[WebAppSec] Automatic security and HackerSafe

Several people asked me about automatic assessment tools to check the security of an application stack. My opinion is that they may be a great support, but they cannot replace some manual work (oh, well, maybe). Rails test are a great way to make sure your application is safe, but you have to write them on your own. Security is not a plug-n-play product, but rather a process.

Automatic security
One automatic security scan is provided by McAfee. The HackerSafe certification is a service that detects vulnerabilities on web sites using automatic tools. If all tests pass, the site owner gets an HackerSafe logo, that he can put on his site. Over 80,000 sites, according to McAfee, use the HackerSafe logo to increase customer trust. According to the description, the service uses port scans, a vulnerability scan on the network layer, but also an automatic audit of the web application layer. On this layer, it looks for SQL Injection and Cross-Site Scripting (XSS) vulnerabilities. It is, however, not clear whether the service scans for other important attack methods, such as CSRF.

 
XSS and HackerSafe 
But, apparently, protection from XSS and other vulnerabilities is not a prerequisite for the HackerSafe logo. Russ McRee discovered several XSS holes in HackerSafe certified sites which allows the attacker to grab customer credentials or redirect the user to a malicious web site. He also made a video to demonstrate various XSS holes in five certified sites. Someone also found an SQL Injection vulnerability in a HackerSafe certified site. And I've seen at least one HackerSafe site which is vulnerable to CSRF. Although, maybe McAfee does not scan for CSRF, it is definitely an important attack method.
 
McAfee reacts 
A spokesperson for McAfee told British media that the company does not find XSS holes to be as critical as SQL Injection or other vulnerabilities. According to her, an XSS hole would not lead to revocation of the HackerSafe certification, although the company informs the customer about it. She added that XSS holes cannot be exploited to break into a server.
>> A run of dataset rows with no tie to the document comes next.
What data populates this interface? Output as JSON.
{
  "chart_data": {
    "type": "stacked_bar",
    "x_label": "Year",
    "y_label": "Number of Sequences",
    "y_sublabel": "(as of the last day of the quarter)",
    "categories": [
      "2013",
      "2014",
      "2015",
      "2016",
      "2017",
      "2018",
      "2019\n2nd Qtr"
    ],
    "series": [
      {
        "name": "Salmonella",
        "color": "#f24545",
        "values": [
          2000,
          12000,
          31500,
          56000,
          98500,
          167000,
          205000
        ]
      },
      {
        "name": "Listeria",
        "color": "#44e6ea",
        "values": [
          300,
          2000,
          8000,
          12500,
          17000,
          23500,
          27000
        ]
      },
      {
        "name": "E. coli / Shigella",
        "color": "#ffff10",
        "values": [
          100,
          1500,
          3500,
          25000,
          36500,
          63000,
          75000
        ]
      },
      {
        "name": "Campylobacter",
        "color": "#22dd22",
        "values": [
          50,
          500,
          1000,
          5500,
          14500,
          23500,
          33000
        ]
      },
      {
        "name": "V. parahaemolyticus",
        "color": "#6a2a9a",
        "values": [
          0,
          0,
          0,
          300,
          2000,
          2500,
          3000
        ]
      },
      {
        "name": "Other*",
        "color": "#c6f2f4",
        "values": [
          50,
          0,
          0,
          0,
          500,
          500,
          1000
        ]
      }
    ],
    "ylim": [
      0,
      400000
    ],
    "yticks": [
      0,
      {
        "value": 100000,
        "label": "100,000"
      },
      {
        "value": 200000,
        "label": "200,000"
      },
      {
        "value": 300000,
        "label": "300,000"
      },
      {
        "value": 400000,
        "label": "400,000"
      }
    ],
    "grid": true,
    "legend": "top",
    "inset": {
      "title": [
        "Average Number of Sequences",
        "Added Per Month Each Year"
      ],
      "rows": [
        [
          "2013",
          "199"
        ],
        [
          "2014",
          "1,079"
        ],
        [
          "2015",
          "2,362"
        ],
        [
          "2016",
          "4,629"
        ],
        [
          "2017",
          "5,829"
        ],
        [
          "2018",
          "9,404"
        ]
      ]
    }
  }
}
No they cannot, but an attacker may steal the user's login credentials or credit card number, install malware on the client's computer or snitch his authentication cookie.
 
HackerSafe – just an image? 
After all, the HackerSafe certificate means that the site is protected against known attacks. It does, however, not mean that the site is not vulnerable to important attacks on the web application layer, which accounts for "an estimated 70% of all security breaches", according to the McAfee web site. And it does not mean that the site has no logic flaws, which gives an attacker (or another user) access to information he is not allowed to see. This can only be done by a manual security audit.